The study of the geometry of tilings requires the understanding of sophisticated mathematical concepts. However, tiles are shapes that people can play with, and even with a very limited understanding of the rules that put a complicated tiling together, an average person can do very well when having to cover a given area with an arbitrary set of tiles. The average person will perhaps approach the task not as a problem of science, but as a sort of craft, where expertise will come from experience, and understanding will be revealed not as theory, but as practice.
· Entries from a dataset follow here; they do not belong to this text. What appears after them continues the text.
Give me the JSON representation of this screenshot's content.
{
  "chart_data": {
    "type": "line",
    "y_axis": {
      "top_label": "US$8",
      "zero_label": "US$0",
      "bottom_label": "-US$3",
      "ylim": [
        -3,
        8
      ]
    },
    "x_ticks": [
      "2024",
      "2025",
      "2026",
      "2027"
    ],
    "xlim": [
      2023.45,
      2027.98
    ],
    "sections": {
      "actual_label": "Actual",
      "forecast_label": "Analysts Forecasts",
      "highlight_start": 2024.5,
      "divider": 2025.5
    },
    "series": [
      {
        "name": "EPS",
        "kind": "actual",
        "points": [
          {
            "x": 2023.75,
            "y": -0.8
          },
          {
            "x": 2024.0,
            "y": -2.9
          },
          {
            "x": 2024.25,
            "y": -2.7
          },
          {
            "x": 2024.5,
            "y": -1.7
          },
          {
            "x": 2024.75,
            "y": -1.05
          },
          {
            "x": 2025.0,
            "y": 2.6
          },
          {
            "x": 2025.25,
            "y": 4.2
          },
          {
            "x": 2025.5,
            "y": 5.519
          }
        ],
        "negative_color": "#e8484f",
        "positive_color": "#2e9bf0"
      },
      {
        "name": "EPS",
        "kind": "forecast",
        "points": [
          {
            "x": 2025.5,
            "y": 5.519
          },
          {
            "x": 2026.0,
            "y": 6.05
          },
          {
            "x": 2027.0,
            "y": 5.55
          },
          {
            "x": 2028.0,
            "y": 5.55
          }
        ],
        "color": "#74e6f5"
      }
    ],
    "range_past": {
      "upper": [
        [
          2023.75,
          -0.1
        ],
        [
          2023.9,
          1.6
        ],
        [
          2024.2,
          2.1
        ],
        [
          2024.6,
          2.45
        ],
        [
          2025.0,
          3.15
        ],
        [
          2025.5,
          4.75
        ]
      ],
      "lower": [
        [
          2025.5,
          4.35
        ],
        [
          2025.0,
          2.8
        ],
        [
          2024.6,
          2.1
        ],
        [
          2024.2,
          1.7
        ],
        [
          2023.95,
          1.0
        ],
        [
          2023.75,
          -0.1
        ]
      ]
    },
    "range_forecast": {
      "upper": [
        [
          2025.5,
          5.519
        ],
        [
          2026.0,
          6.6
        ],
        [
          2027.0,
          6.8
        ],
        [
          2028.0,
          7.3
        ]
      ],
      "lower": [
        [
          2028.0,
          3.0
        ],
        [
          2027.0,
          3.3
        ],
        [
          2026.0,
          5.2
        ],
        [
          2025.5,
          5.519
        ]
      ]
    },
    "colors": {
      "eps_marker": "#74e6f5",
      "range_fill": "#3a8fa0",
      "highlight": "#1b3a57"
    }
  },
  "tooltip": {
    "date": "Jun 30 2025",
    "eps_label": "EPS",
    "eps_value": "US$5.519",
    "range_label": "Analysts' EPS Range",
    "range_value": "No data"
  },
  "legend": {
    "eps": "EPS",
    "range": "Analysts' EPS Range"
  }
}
A construction worker might be used to work on bathrooms, pasting tiles to the walls. He would mostly deal with square tiles that can easily be put next to each other over a grid, but occasionally he would have to deal with slightly more complicated forms, like hexagonal tiles or square tiles with printed patterns on them, that would force him to arrange them in a constrained manner. In general, we might assume that he would never be forced to face a situation where the tiles given to him don't fit against each other, unless we maliciously offer him a box full of eccentric (maybe pentagonal) tiles to cover the walls of our bathroom. Not an expert in geometry, he might not notice that pentagonal tiles won't work until he has put a few of them together, and then, maybe concerned about getting his job done before dinner, he will not worry much about the gaps and keep working, taking care of arranging the gaps between tiles in a visually pleasant manner.

Inspired by this idea, we wanted to write a system that would deal with the problem of tiling the plane from the construction worker's approach, instead of solving it from the traditional mathematical perspective. Instead of looking at the symmetry properties of the plane as a whole, we wanted to figure out ways of making decisions by understanding very local and minimal information around the boundary of the last tile we placed, keeping track of whether it fits or how much it didn't entirely fit. We were interested in writing a system what would deal more with commonsense notions of composition and harmony, searching for potential ways of covering the walls of our bathroom with a variety of shapes.